After two years of painstaking process, the Presidio Trust made the announcement yesterday that Lucas and the other two proposals (the Presidio Exchange and the Bridge/Sustainability Institute) would be tabled. Just to be fair all around, the Trust said they’d help all three proposal teams find other suitable sites in the Presidio, although where in the Presidio those sites might be is up to speculation.

Only a week ago, the Trust heard a packed room of 500+ public commenters offering opinions on the whole development. That session saw a large contingent of support for the Presidio Exchange (proposed by the National Parks Conservancy and architect EHDD). A sizable and vocal number of commenters also espoused doing nothing and letting the site revert to a natural state.

It was Mr. Lucas, however, who brought in the big guns in the form of endorsements from Senator Diane Feinstein, Representative Nancy Pelosi, San Francisco Mayor Ed Lee, former Mayor Willie Brown, and just for good measure, rap artist M.C. Hammer. Ostensibly, the heavy political support threw a monkey wrench into the Trust’s deliberations and caused some public backlash; in the social equity atmosphere of San Francisco, suspicions arose over a well-heeled entertainment mogul calling in his political chits.

So what were the dynamics that, after two years, led to an outcome of…nothing?

Apart from the extremely objectionable architectural design, the LCAM lacked any specific connection to the historical, cultural, or natural setting of the Presidio. The project was simply an ego-driven home for what Mr. Lucas claimed was a one-of-a-kind collection. On that basis alone, it should have been eliminated after the first round of reviews. But the Trust was correct in not allowing the LCAM to proceed any further.

Likewise, endorsements of the LCAM from prominent politicians was misguided and smacked of the buddy-buddy arrangement between elite and political classes of which Americans are justifiably suspicious.

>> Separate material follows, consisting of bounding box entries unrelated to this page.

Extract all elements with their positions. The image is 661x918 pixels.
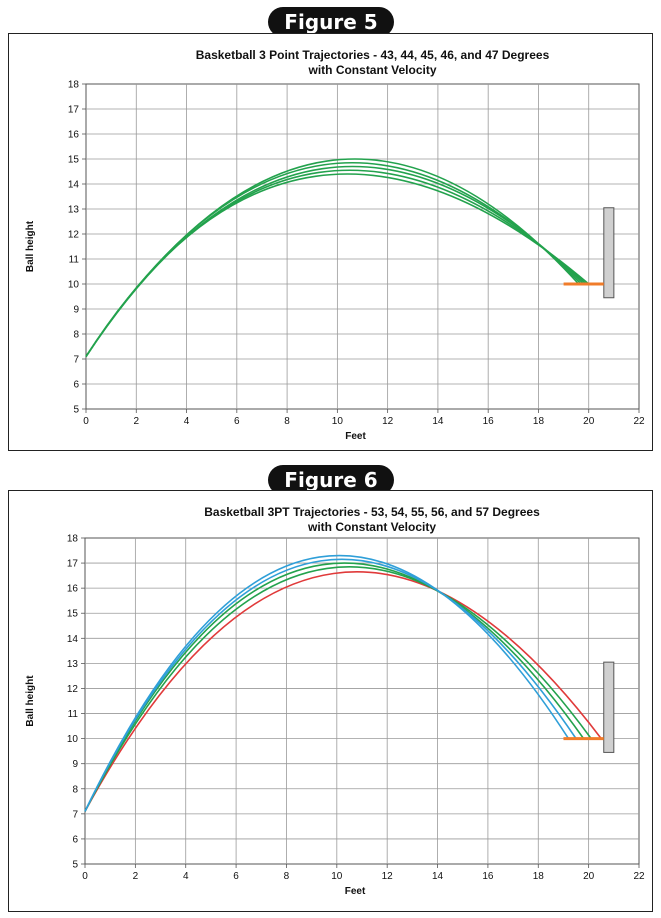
y-tick-label: 7 [72,809,78,820]
x-tick-label: 6 [233,871,239,882]
trajectory-line-2 [84,566,592,812]
plot-area [84,537,640,865]
x-tick-label: 18 [533,416,545,427]
y-tick-label: 6 [72,834,78,845]
x-tick-label: 20 [583,416,595,427]
x-tick-label: 8 [284,871,290,882]
x-tick-label: 12 [382,416,394,427]
y-tick-label: 10 [68,280,80,291]
y-tick-label: 12 [68,230,80,241]
y-tick-label: 18 [67,534,79,545]
x-tick-label: 18 [533,871,545,882]
y-axis-label: Ball height [25,675,36,727]
y-tick-label: 8 [72,784,78,795]
y-tick-label: 5 [73,405,79,416]
x-tick-label: 22 [633,416,645,427]
chart-subtitle: with Constant Velocity [307,63,436,77]
trajectory-line-5 [84,554,570,812]
y-tick-label: 15 [67,609,79,620]
x-tick-label: 2 [133,871,139,882]
y-tick-label: 17 [68,105,80,116]
y-tick-label: 8 [73,330,79,341]
y-tick-label: 6 [73,380,79,391]
x-tick-label: 0 [82,871,88,882]
x-tick-label: 14 [432,416,444,427]
backboard [603,207,615,299]
figure-6-panel: Basketball 3PT Trajectories - 53, 54, 55… [8,490,653,912]
figure-5-badge: Figure 5 [268,7,394,37]
chart-title: Basketball 3PT Trajectories - 53, 54, 55… [204,505,540,519]
figure-5-panel: Basketball 3 Point Trajectories - 43, 44… [8,33,653,451]
trajectory-line-3 [84,562,585,812]
trajectory-line-5 [85,158,580,357]
trajectory-line-1 [84,571,602,812]
x-tick-label: 14 [432,871,444,882]
x-tick-label: 4 [183,871,189,882]
y-tick-label: 7 [73,355,79,366]
x-axis-label: Feet [345,431,366,442]
y-tick-label: 9 [72,759,78,770]
y-tick-label: 11 [68,709,79,720]
y-tick-label: 13 [67,659,79,670]
y-tick-label: 13 [68,205,80,216]
y-tick-label: 15 [68,155,80,166]
backboard [603,661,615,753]
y-tick-label: 9 [73,305,79,316]
x-tick-label: 16 [482,871,494,882]
x-tick-label: 6 [234,416,240,427]
trajectory-line-4 [84,558,577,812]
figure-5-chart: Basketball 3 Point Trajectories - 43, 44… [25,48,645,442]
x-axis-label: Feet [345,886,366,897]
x-tick-label: 8 [284,416,290,427]
x-tick-label: 20 [583,871,595,882]
chart-subtitle: with Constant Velocity [307,520,436,534]
y-tick-label: 16 [68,130,80,141]
x-tick-label: 2 [133,416,139,427]
y-tick-label: 16 [67,584,79,595]
y-tick-label: 10 [67,734,79,745]
y-tick-label: 14 [68,180,80,191]
x-tick-label: 4 [184,416,190,427]
x-tick-label: 10 [332,416,344,427]
y-tick-label: 14 [67,634,79,645]
y-tick-label: 11 [69,255,80,266]
figure-6-chart: Basketball 3PT Trajectories - 53, 54, 55… [25,505,645,897]
x-tick-label: 16 [483,416,495,427]
x-tick-label: 10 [331,871,343,882]
y-tick-label: 12 [67,684,79,695]
y-tick-label: 5 [72,860,78,871]
x-tick-label: 22 [633,871,645,882]
y-axis-label: Ball height [25,220,36,272]
plot-area [85,83,640,410]
y-tick-label: 17 [67,559,79,570]
x-tick-label: 12 [382,871,394,882]
y-tick-label: 18 [68,80,80,91]
x-tick-label: 0 [83,416,89,427]
chart-title: Basketball 3 Point Trajectories - 43, 44… [196,48,550,62]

The Trust, the body charged by law to manage the Presidio, deserved the ability to make a decision solely on the merits of the proposals without political interference. The Trust was put in the unenviable position of either doing what Mr. Lucas wanted or bucking some mighty potent powerbrokers.

The other two proposers have been left with a bad taste in their mouths. Unlike Lucas, the Presidio Exchange and the Bridge/Sustainability Institute did not have vast sums of money to invest in their proposals; conceivably their elaborate proposals cost several hundreds of thousands of dollars to produce. The architects who led those teams, EHDD and WRNS, had to produce their work on their own nickel without a wealthy backer to bankroll them. In the future, will developers and designers think twice about submitting projects in response to Presidio RFP’s?

The Lucas project didn’t deserve to see the light of day. In that regard, it is positive that no action was taken at Mid-Crissy Field. But the unfortunate reality is that due to Darth Vader-like political machinations, the passionate and sincere efforts from the Presidio Exchange and Bridge teams went for naught.

Update: The Presidio Trust announced on February 5, 2014 that Lucas would be offered an alternative site adjoining the Letterman Digital Arts Center.